The simple, pure experience of our need for God… a need that is not about performative righteousness, but about honest longing for connection with our Creator.
It’s a kind of hunger that I do want to nourish in my life and in our church community.
Which makes today’s texts feel a bit… inconvenient, at least at first glance.
Because, they aren’t really making a strong argument for hunger… rather the opposite.
The whole forbidden fruit motif from the Garden of Eden story has been used for centuries to warn people to keep a tight rein on their hungers, and to link experiences of longing with original sin.
And Jesus’s 40-days of wilderness fasting is the whole foundation for the church’s long tradition of the Lenten fast, as we imitate Christ’s deliberate self-denial.
If there is a hunger-related theme in these readings it is: “WARNING- DANGER! Personified evil (either in the form of a mythical snake or a devilish deceiver) is plotting ways twist your hungers into temptations and trap you with them!”
Of course, these stories are not warning us against longing for God, per se… but they are often read as a lesson of the slippery slope… the Eden story shows how easily the joy of being with God can be poisoned by the desire to be like God… so it’s probably better to just tamp down any and all sense of longing.
Learn the secret of being content…
Replace the hunger for bread with the satisfaction of being nourished on “every word that comes from the mouth of God”…
Follow Jesus’s example and learn to control your hungers before the Devil uses your hungers to control you…
Or so the argument goes – because that argument is simple and easy to understand.
It takes stories that reveal human hungers – of various varieties – and turns them into cautionary tales whose lesson is that longing, leads to vulnerability, leads to sin… so to avoid sin, avoid longing.
It seems so clear, especially considering that the devil believed even Jesus could be controlled by his hunger.
As theologian and teacher Audrey West explains:
“Talking advantage of Jesus’ hunger (emphasis added), the devil tries to entice his opponent to grasp after domestic security for its own sake …, demonstrate his close association with the powerful …, and secure the glory of political leadership.”[2]
In other words, the Evil One sees Jesus’s natural hungers as his weak point – the way to manipulate him.
As West further explains, “The temptation is not that food, power, and leadership are inherently wrong, but rather that they can be used for the wrong ends, or at the wrong time.”[3]
Because hunger, longing, an awareness of our wants can be used to manipulate us.
But that simple, moralistic reading of these stories misses a fundamental truth present in BOTH the Garden and the Wilderness:
The truth that our human hunger is part of God’s design.
The scene of the Garden is a scene of the goodness of God’s creation, and in that scene God’s instructions to humanity highlight that eating is part of the design.
God puts limits on it, of course, but the human need to eat, to take in the good gifts of God is essential to Creation.
And the scene in the Wilderness shows us a different facet of this truth: in taking on our humanity, Jesus took on our hungers… on purpose.
He is led – on purpose – by the Holy Spirit into the wilderness, where his hunger will be tested.
And in that testing, he teaches us that our hunger is not wrong.
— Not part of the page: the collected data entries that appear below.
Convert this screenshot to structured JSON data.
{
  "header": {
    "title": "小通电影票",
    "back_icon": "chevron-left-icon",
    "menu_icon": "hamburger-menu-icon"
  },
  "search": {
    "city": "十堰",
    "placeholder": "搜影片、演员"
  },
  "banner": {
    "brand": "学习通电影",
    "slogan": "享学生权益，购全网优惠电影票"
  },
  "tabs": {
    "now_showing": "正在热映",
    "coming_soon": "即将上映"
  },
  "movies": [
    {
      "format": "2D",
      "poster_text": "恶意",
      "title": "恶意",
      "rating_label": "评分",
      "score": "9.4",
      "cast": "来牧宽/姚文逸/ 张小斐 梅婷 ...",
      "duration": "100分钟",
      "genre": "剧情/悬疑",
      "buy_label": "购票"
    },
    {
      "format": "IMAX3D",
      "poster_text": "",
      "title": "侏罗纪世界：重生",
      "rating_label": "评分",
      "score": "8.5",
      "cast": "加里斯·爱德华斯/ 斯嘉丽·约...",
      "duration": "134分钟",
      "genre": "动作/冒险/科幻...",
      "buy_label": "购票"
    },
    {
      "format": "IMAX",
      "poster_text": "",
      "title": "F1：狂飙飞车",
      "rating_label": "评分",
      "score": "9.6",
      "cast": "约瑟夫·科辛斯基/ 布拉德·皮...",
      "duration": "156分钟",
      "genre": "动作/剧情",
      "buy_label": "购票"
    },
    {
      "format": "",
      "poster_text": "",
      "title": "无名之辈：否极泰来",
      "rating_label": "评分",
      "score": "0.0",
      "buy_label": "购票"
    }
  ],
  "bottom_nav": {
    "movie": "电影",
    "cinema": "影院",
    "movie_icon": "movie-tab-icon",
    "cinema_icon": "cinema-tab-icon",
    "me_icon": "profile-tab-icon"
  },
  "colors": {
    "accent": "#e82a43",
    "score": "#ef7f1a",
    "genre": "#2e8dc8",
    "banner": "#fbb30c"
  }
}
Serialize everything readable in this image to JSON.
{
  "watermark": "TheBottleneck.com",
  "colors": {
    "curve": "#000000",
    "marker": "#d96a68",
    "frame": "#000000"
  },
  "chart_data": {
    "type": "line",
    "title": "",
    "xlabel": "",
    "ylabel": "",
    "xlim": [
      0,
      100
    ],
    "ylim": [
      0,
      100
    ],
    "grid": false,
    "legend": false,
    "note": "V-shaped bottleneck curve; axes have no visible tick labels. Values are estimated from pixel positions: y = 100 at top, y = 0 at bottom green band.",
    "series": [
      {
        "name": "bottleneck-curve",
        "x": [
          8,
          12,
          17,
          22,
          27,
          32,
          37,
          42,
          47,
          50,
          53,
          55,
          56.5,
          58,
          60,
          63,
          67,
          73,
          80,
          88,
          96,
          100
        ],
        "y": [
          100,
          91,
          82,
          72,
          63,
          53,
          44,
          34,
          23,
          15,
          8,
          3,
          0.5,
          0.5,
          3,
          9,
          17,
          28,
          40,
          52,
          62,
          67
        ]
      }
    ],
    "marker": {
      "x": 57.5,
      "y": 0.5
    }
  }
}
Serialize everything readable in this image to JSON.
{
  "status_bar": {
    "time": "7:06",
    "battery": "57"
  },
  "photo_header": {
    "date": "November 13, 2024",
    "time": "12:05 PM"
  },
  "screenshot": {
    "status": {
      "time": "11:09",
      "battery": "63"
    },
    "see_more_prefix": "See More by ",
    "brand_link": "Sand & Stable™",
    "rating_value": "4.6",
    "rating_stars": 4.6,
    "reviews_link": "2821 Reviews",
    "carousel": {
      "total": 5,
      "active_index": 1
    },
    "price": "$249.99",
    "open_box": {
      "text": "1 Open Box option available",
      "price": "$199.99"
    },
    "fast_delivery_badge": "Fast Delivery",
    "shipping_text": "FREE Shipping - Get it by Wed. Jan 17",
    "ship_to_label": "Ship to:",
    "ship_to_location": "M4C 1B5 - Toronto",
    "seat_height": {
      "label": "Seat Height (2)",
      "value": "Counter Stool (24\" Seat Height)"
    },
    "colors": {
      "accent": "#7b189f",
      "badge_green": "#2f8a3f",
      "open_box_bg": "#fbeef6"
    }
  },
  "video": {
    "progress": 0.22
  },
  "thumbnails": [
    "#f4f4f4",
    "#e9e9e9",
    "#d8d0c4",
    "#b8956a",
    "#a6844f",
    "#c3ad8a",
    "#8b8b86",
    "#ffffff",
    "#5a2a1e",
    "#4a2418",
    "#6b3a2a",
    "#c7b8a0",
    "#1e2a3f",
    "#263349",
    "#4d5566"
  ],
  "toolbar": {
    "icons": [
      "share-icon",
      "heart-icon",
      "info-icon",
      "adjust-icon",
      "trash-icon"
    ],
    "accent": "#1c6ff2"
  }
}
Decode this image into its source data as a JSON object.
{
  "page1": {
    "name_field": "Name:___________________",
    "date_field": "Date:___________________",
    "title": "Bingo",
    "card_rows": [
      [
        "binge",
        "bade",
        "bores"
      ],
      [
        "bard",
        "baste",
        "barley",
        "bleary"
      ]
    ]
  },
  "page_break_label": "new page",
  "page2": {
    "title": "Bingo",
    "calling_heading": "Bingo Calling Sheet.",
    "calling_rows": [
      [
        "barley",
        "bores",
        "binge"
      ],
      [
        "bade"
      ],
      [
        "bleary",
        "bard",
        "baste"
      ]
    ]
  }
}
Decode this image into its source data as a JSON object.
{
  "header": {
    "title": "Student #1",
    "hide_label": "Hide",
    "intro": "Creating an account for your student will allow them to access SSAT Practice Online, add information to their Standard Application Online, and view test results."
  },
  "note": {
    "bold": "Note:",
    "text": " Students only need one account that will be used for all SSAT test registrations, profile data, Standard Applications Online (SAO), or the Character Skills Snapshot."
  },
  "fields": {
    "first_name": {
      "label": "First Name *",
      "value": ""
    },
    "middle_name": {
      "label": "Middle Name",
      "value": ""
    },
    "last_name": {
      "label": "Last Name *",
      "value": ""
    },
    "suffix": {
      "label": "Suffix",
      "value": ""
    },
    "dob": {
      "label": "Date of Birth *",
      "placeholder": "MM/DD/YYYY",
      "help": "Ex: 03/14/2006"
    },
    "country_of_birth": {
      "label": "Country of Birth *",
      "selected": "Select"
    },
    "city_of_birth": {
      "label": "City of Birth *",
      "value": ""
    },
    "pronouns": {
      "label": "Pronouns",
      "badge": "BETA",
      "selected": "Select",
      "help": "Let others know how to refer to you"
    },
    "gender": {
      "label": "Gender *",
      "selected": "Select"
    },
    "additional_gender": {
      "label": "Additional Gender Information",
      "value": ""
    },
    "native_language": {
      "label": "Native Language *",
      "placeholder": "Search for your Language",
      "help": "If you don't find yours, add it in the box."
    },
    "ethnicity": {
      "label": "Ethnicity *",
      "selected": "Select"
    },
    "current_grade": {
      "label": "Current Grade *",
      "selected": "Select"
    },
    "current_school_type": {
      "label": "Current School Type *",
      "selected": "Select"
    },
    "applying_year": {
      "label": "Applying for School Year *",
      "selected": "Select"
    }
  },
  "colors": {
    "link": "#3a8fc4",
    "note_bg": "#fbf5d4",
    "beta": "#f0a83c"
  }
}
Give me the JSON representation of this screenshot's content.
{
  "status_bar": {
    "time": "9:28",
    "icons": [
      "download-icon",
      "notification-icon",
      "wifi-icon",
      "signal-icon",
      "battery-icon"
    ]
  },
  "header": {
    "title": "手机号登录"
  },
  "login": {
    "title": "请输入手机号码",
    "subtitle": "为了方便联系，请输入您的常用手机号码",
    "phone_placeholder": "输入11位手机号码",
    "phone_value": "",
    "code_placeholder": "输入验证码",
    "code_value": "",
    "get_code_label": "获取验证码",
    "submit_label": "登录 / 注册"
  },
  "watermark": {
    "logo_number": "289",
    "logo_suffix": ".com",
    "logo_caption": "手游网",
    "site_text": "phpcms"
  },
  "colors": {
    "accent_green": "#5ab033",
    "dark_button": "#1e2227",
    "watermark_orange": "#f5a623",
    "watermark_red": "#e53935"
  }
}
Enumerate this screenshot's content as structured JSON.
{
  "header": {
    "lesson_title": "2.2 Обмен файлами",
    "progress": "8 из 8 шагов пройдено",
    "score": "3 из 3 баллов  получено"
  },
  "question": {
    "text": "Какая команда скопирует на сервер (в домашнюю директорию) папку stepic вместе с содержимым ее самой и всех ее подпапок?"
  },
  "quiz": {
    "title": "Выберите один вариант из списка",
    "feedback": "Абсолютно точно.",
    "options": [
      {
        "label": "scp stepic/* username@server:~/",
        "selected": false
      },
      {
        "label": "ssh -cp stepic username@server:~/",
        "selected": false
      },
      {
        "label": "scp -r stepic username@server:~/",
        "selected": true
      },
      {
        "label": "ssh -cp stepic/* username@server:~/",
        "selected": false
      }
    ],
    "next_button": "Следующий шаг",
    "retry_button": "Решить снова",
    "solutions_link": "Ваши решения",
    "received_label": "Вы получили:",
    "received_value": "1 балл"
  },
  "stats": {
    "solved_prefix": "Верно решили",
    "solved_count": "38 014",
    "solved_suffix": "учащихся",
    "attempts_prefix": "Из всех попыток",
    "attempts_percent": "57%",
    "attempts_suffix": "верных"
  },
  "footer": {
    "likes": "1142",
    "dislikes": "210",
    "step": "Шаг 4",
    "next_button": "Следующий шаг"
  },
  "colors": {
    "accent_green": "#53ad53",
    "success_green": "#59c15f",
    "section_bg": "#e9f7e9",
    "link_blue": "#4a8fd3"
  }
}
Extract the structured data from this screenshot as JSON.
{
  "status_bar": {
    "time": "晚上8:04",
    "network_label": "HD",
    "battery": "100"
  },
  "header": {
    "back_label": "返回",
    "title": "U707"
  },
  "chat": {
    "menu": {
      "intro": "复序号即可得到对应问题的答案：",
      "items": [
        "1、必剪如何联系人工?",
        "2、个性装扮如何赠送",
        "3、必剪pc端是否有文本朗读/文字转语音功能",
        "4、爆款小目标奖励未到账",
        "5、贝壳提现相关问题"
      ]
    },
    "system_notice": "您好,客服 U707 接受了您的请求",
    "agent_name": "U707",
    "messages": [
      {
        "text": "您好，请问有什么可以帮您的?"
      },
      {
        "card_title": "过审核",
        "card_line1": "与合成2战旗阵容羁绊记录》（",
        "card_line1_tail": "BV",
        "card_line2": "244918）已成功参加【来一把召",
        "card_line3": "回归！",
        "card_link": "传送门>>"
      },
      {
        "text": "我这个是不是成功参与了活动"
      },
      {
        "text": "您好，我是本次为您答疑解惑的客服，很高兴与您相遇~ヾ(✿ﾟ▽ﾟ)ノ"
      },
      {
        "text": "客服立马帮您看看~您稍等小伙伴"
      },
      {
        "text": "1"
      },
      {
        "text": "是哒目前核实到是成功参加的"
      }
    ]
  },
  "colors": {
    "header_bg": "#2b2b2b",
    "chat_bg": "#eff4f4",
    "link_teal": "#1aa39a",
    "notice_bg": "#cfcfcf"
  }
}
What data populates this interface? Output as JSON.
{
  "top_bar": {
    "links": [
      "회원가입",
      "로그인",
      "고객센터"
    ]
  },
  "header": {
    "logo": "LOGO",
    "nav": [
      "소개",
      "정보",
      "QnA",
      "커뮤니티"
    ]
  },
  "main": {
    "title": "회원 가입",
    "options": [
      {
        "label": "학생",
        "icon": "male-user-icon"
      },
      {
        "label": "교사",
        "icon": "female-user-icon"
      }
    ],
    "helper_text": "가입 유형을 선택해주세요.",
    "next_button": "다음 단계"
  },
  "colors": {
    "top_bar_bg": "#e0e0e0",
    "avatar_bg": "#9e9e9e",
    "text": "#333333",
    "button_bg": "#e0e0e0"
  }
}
It is part of what it is to be human. It is an experience that he deliberately shares with us.
Audrey West offers one more observation that helps us the understand this important nuance in the portrayal of hunger in today’s gospel. She reminds us that,
“Throughout the scriptures, the wilderness represents a place of preparation, a place of waiting for God’s next move, a place of learning to trust in God’s mercy. For forty days and nights Jesus remains in the wilderness, without food, getting ready for what comes next.”[4]
Jesus’s hunger is not a WARNING to us, it is a PREPARATION for him.
So, how does hunger prepare him, and potentially prepare us?
Well, first, in precisely the way that Reverend Kim exhorted us to experience in her Ash Wednesday sermon: by calling us into our longing, into our recognition of our own need for God.
When we reject the truth of our hunger, we lean into the lie of our own self-sufficiency.